Assim, soa-me incompreensível como alguém que vê a esquerda como mais um player neste jogo de interesses pessoais e de grupo que é a política no sistema burguês (o tão comum “São todos farinha do mesmo saco”), possa imputar responsabilidades morais maiores àqueles partidos nos quais nunca irão depositar o seu voto, o seu apoio ou nada mais do que críticas (muitas vezes caluniosas), do que deposita naqueles onde por vezes metem a cruz ou que, no mínimo, passam incólumes ao seu vociferar clamando justiça de forma totalmente vazia e desarticulada.

Resta-me concluir, em jeito de hipótese, que esta diferença advém dum sentimento profundo (bem profundo e por vezes desconhecido pela própria pessoa) de que realmente a esquerda detém uma responsabilidade moral maior, por realmente defender princípios morais bem mais acertados e condizentes com uma sociedade mais justa, e que, da direita, tudo se espera menos arrancar olhos.

E são estas “medalhas”, ou seja, estes reconhecimentos inconfessos, que me fazem cada vez mais caminhar junto de camaradas que pretendem unir a classe trabalhadora e sectores oprimidos, falando de assuntos que mais lhes interessam, em vez de fait divers desnecessários que apenas tiram espaço na opinião pública para estas discussões bem mais frutíferas. Aqui há dias, numa reunião do Climáximo, à qual também pertenço, ouvi que nos devíamos esforçar ao máximo para retirar do espaço público de discussão os assuntos do novo normal (normalização da extrema direita, fait divers desnecessários, etc.) e assim trazer o foco da opinião pública para discussões que deviam ser normalizadas sobre exatamente o que interessa à vida das pessoas.
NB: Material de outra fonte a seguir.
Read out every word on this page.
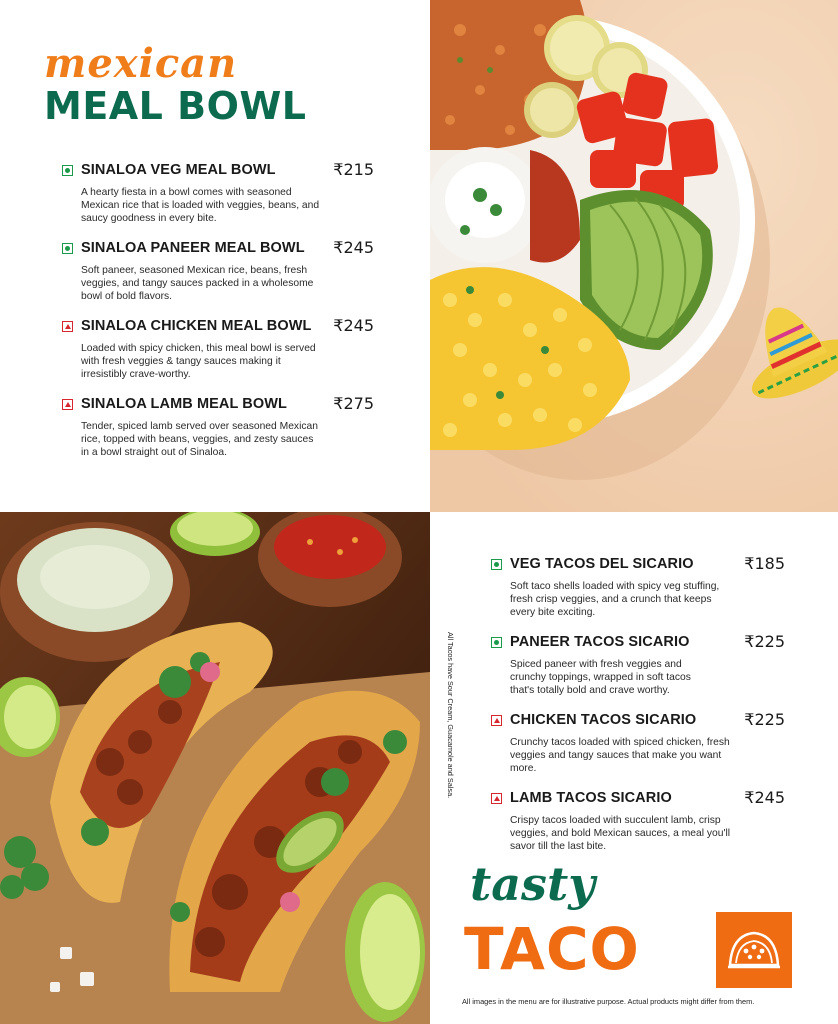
mexican
MEAL BOWL
SINALOA VEG MEAL BOWL	₹215

A hearty fiesta in a bowl comes with seasoned Mexican rice that is loaded with veggies, beans, and saucy goodness in every bite.

SINALOA PANEER MEAL BOWL ₹245

Soft paneer, seasoned Mexican rice, beans, fresh veggies, and tangy sauces packed in a wholesome bowl of bold flavors.

SINALOA CHICKEN MEAL BOWL ₹245

Loaded with spicy chicken, this meal bowl is served with fresh veggies & tangy sauces making it irresistibly crave-worthy.

SINALOA LAMB MEAL BOWL	₹275

Tender, spiced lamb served over seasoned Mexican rice, topped with beans, veggies, and zesty sauces in a bowl straight out of Sinaloa.

All Tacos have Sour Cream, Guacamole and Salsa.
VEG TACOS DEL SICARIO	₹185

Soft taco shells loaded with spicy veg stuffing, fresh crisp veggies, and a crunch that keeps every bite exciting.

PANEER TACOS SICARIO	₹225

Spiced paneer with fresh veggies and crunchy toppings, wrapped in soft tacos that's totally bold and crave worthy.

CHICKEN TACOS SICARIO	₹225

Crunchy tacos loaded with spiced chicken, fresh veggies and tangy sauces that make you want more.

LAMB TACOS SICARIO	₹245

Crispy tacos loaded with succulent lamb, crisp veggies, and bold Mexican sauces, a meal you'll savor till the last bite.

tasty
TACO
All images in the menu are for illustrative purpose. Actual products might differ from them.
A título de exemplos, o que se espera duma governação:

– para que esta defenda e facilite a vida às pessoas em vez das elites e do capital;

– que aja contra a crise climática em vez de adiar sine die o problema;

– que se preocupe com os sectores oprimidos (mulheres, pessoas racializadas, LGBTI+) em vez de os usar apenas como bandeiras eleitorais;

– que defenda o trabalho com os seus direitos fundamentais em vez de interesses que dependem de taxas de lucro sempre crescentes à custa dos trabalhadores e do seu trabalho;

Concordo plenamente com esta visão e temos que nos unir para evitar a normalização de certo tipo de discussões, que de normal não têm nada, e colocar o foco naquilo que deveria ser realmente normal, no sentido de comum, mas também essencial.